Up-and-down Pitt hits high notes, low notes
Up one week, down the next.
Up the third week for a half, who knows what comes next?
Through three games, Pitt (2-1, 1-0) and No. 13 Virginia Tech (2-0, 1-0) hold the meaningless designation of co-leaders in the ACC Coastal. Those two, plus Georgia Tech (1-2, 0-1), are the only Coastal teams that have played a conference game.
Pitt’s record indicates some good and some bad, and when coach Pat Narduzzi met with reporters Monday, he was pleased with his review of the 24-19 victory against Georgia Tech but fretting over his team’s second-half offensive malaise.
Pitt hasn’t scored a touchdown in the second half this season, only getting points Saturday from Alex Kessman’s 33-yard field goal.
In addition, only 326 (31 percent) of Pitt’s 1,042 total yards were recorded after halftime.
This has not been a long-term problem, and it’s one that could get fixed as soon as Saturday when Pitt plays North Carolina (0-2) in Chapel Hill. Prior to this season, Narduzzi’s Pitt teams failed to score a second-half touchdown in only three of 38 games.
Nonetheless, the coach wants answers.
Perhaps the most revealing part of his news conference was how he brought up the problem without being asked.
“Why? Is it a lack of focus? What is it?” he said.
If he’s casually mentioning it to reporters, there’s a good chance his conversation with his team on the subject was a bit more intense.
“Why are we not as detailed?” he said, noting five of Pitt’s seven penalties in the Georgia Tech game (three were declined) occurred in the second half.
He conceded the face mask call against defensive end Patrick Jones II that kept alive a Georgia Tech scoring drive in third quarter could have gone either way.
“I don’t know if it was a face mask or not, looked like a helmet rub,” he said. “But we got too close to the head, and they call it, which, I don’t think was a great call. I could see why they did (call it).”
What was most disappointing to Narduzzi was that all four of the accepted penalties occurred on third or fourth down. “The money downs,” he said.
Pitt’s third-down conversion rate falls from 43 percent (15 of 35) for the entire game to 25 percent (four of 16) in the second half.
“We have to be sharper on third down and look at what we’re doing there,” he said.
The dropoff in production after halftime was a major factor in the Penn State game when a 14-6 deficit turned into a 51-6 loss. Pitt was ahead of Albany, 33-7, and Georgia Tech, 21-0, at halftime, giving the team some cushion in the second half.
Narduzzi said offensive coordinator Shawn Watson is not calling plays differently in the second half. Rather, he said unforced errors are hurting the offense’s rhythm.
“We’re not making plays,” he said. “(We’re) doing the wrong things, dropping the ball, whatever it may be.
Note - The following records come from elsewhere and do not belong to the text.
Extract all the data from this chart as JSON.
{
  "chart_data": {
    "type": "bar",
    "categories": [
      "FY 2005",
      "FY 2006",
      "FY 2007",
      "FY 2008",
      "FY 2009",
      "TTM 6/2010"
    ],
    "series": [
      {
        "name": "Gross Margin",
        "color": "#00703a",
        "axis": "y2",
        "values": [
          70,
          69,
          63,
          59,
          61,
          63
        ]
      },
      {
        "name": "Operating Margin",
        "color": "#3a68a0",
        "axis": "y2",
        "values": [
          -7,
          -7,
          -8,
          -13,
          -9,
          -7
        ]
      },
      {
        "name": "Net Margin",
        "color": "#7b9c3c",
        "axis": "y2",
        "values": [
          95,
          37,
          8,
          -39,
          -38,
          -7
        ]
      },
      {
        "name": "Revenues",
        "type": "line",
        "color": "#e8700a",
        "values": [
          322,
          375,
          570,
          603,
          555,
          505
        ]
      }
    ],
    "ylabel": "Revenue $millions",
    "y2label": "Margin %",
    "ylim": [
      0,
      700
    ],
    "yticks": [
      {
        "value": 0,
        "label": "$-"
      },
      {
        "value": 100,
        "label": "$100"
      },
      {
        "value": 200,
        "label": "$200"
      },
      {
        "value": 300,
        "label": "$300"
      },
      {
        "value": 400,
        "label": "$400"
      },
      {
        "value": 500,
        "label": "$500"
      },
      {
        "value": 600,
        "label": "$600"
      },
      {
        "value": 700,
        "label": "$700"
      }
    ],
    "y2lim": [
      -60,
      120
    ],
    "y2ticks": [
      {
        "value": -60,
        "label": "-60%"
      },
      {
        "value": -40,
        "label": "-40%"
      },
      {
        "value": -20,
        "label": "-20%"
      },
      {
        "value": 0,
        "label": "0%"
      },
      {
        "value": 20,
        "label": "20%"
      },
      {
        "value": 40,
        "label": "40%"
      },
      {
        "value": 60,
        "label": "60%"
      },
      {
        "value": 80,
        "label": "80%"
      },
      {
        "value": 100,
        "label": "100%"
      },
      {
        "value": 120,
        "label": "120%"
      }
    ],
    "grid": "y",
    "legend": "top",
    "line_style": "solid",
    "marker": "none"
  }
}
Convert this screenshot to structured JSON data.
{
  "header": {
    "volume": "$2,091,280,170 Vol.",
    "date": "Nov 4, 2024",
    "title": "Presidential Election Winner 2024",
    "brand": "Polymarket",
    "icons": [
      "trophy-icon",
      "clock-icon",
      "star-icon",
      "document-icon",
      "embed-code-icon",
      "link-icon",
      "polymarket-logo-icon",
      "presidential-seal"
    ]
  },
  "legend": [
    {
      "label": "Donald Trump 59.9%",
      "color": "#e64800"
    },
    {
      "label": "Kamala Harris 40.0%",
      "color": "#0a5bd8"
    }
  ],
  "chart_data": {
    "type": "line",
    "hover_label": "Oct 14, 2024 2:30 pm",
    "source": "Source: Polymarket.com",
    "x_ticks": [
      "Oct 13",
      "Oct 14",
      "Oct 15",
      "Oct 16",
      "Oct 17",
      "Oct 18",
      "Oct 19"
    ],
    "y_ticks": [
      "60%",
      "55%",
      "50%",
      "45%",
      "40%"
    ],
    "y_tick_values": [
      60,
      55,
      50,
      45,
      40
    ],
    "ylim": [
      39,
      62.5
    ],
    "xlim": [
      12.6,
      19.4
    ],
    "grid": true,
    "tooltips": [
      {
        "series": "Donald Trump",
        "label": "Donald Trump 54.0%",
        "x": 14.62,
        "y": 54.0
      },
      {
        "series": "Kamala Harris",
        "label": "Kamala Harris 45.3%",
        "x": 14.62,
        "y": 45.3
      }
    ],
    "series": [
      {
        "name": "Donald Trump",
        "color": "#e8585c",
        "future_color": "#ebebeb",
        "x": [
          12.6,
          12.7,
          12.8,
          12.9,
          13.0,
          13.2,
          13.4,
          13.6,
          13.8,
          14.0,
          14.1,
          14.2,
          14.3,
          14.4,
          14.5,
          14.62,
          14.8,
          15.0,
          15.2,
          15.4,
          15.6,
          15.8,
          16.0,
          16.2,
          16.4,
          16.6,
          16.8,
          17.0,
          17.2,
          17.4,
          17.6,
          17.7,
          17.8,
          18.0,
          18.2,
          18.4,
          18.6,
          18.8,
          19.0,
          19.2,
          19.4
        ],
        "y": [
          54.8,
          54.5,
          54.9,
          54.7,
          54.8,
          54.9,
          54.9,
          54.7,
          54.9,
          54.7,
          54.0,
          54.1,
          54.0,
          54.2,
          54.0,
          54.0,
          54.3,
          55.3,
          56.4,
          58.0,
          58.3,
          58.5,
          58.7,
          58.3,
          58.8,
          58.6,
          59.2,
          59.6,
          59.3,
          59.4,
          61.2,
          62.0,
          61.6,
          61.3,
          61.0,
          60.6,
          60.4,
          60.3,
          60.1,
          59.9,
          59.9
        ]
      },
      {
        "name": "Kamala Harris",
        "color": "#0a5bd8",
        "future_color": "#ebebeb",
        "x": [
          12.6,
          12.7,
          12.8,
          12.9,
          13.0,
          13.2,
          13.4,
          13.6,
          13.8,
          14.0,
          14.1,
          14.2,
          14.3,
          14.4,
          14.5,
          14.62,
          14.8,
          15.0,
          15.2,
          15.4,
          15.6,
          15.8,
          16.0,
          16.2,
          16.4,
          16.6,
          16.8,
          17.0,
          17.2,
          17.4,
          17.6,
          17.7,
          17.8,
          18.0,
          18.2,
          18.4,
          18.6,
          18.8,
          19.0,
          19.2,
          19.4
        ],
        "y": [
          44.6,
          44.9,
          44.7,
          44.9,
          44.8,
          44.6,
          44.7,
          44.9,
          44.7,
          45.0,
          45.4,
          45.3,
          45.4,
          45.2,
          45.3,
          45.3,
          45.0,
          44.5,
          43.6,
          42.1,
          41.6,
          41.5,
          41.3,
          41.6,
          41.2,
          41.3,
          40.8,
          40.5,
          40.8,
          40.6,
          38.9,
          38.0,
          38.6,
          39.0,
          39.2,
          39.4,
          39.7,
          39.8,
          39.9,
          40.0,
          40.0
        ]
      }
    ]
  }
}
We’re not executing.
“We better figure it out. We better get the second half woes of execution out of our system, or it’s going to be hard every week. Something is wrong.”
What’s right about the Panthers is how their defense and special teams functioned against Georgia Tech.
Pitt held the Yellow Jackets’s option offense to 19 points. Only Clemson, Georgia and Boston College allowed Georgia Tech fewer points in five of its past 39 games.
“We emphasize we’re going to get 11 guys (to the football),” Narduzzi said. “We’re going to gang tackle, and that’s the emphasis every week.”
After three games, Narduzzi isn’t ready to call the defensive unit the best in his four years at Pitt, but he did say, “That was one of the best defenses against Georgia Tech, let’s put it that way.”
After holding and kicking problems in the Penn State game, Pitt’s special teams contributed by stopping a fake punt try, downing a punt at the 1 and keeping Georgia Tech away from its own onside kick late in the game.
You can add Kessman’s first field goal of the season to the list, but Narduzzi prefers six points to three.